Tasks should terminate in case of JobScheduler Master crash




      Current Situation

      • A shell job is running on a JobScheduler Master.
      • JobScheduler Master crashes (for instance with a kill -11 SIGSEGV signal) or is killed (for instance with a kill -9 SIGKILL signal).
      • The task continues and will be completed even though the JobScheduler Master is not available anymore.
      • This behaviour does not apply to jobs that make frequent use of the JobScheduler API.

      Desired Behavior

      • All tasks (including the ones for shell jobs) are terminated immediately in case of a JobScheduler Master crash.


      • The Master keeps track of running tasks with an internal process list.
      • In case of a Master crash (segmentation fault) the Master will terminate any running tasks from that list.

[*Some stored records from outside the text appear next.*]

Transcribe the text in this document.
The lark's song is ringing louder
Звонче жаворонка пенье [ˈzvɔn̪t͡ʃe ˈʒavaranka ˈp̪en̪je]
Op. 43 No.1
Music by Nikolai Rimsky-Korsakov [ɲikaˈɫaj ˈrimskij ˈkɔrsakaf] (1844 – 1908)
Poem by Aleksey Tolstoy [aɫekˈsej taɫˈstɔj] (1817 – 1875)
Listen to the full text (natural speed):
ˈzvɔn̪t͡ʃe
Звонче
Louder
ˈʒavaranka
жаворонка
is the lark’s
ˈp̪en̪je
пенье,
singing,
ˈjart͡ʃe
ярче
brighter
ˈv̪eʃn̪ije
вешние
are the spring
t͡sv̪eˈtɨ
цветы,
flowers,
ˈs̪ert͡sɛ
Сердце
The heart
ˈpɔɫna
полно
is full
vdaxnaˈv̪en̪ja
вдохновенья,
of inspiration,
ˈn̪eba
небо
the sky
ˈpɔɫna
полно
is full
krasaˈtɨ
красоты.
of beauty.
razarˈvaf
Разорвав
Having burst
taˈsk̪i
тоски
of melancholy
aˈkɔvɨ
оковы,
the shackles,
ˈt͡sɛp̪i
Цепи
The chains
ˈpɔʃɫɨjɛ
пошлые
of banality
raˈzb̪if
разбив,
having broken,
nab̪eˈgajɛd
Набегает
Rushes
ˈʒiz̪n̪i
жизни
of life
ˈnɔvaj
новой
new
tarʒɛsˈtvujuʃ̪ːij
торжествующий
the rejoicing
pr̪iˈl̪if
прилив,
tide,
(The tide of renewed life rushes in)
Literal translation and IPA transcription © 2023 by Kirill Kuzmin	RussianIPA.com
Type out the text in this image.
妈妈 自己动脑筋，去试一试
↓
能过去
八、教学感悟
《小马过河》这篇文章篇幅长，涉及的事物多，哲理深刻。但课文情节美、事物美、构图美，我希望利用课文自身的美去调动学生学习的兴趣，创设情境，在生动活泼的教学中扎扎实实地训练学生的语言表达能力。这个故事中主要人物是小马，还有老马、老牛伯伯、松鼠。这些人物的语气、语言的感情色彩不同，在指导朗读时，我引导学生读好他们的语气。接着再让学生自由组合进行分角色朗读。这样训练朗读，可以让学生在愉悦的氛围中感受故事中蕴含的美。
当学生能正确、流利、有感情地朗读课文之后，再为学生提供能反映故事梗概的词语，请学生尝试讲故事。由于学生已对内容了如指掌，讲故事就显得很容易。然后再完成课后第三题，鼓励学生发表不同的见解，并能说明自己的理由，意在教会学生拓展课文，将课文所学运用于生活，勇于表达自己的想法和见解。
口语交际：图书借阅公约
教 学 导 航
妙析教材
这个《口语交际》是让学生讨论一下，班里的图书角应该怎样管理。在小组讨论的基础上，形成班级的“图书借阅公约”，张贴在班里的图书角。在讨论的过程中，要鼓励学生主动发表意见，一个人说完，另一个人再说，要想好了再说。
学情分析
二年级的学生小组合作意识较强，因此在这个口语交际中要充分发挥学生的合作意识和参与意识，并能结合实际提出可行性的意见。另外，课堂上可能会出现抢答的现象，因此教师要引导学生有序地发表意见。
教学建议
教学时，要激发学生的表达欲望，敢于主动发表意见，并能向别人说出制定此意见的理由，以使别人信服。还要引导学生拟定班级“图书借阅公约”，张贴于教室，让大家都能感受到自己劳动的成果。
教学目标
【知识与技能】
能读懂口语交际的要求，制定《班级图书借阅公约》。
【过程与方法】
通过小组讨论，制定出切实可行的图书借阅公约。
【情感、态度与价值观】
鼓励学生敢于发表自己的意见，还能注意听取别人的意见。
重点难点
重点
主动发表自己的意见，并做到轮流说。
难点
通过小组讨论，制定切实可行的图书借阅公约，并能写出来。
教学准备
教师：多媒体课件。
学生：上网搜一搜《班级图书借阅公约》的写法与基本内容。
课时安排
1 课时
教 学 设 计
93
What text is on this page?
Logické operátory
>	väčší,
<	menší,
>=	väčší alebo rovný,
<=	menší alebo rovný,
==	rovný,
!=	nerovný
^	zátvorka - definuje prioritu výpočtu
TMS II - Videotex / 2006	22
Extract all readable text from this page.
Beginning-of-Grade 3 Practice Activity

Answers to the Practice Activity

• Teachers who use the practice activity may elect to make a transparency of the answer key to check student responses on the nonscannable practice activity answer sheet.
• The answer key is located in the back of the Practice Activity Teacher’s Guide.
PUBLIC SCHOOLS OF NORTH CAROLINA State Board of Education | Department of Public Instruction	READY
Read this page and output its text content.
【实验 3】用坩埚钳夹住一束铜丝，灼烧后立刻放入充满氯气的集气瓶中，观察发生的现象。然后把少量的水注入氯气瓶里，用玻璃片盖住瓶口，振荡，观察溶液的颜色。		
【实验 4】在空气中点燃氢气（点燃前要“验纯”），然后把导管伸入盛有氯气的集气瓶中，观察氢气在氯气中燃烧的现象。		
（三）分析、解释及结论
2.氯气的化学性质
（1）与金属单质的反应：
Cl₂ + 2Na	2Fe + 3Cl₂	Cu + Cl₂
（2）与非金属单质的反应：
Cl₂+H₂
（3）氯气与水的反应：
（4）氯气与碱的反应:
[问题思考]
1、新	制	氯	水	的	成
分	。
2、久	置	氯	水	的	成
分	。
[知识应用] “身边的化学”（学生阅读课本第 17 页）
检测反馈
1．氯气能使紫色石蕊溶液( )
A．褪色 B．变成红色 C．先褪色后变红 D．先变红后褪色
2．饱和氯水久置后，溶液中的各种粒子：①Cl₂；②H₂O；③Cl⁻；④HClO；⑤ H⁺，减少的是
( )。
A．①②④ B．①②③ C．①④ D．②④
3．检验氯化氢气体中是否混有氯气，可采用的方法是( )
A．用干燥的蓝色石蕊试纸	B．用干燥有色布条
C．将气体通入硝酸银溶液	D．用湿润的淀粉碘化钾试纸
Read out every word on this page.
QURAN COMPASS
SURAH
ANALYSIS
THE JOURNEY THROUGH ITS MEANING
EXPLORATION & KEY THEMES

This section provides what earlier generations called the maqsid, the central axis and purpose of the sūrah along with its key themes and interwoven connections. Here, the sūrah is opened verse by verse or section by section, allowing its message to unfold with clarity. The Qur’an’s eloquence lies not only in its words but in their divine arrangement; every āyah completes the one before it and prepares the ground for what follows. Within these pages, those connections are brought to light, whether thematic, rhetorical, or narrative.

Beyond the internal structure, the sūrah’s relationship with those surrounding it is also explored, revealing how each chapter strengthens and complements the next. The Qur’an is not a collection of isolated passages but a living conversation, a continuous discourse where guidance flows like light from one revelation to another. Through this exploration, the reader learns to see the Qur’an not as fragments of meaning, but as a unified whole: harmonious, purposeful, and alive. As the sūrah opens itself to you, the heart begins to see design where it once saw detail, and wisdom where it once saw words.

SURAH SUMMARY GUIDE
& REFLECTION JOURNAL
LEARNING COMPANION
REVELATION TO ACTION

      • This feature is intended to cope with a situation when a SIGSEGV signal is sent to the Master, for instance via kill -11, i.e. in case of a crash (a segmentation fault).
      • This feature is not intended to cope with a situation when a SIGKILL signal is sent to the Master, for instance via kill -9 as this does not represent a realististic operational situation.

      Maintainer Notes

      • This feature proposal responds to a theoretical problem that has not yet been reported as an issue. We tend to move the JobScheduler architecture in a direction that will make more use of Agents and integrate Agents more thoroughly.
      • Therefore we added JS-1550 for tasks with Agents and we do not have the intention to add this feature to the Master.
      • In fact as of today you can run an Agent on the Master server should you have any concerns that a Master could become unavailable while a task is running on the server of the Master.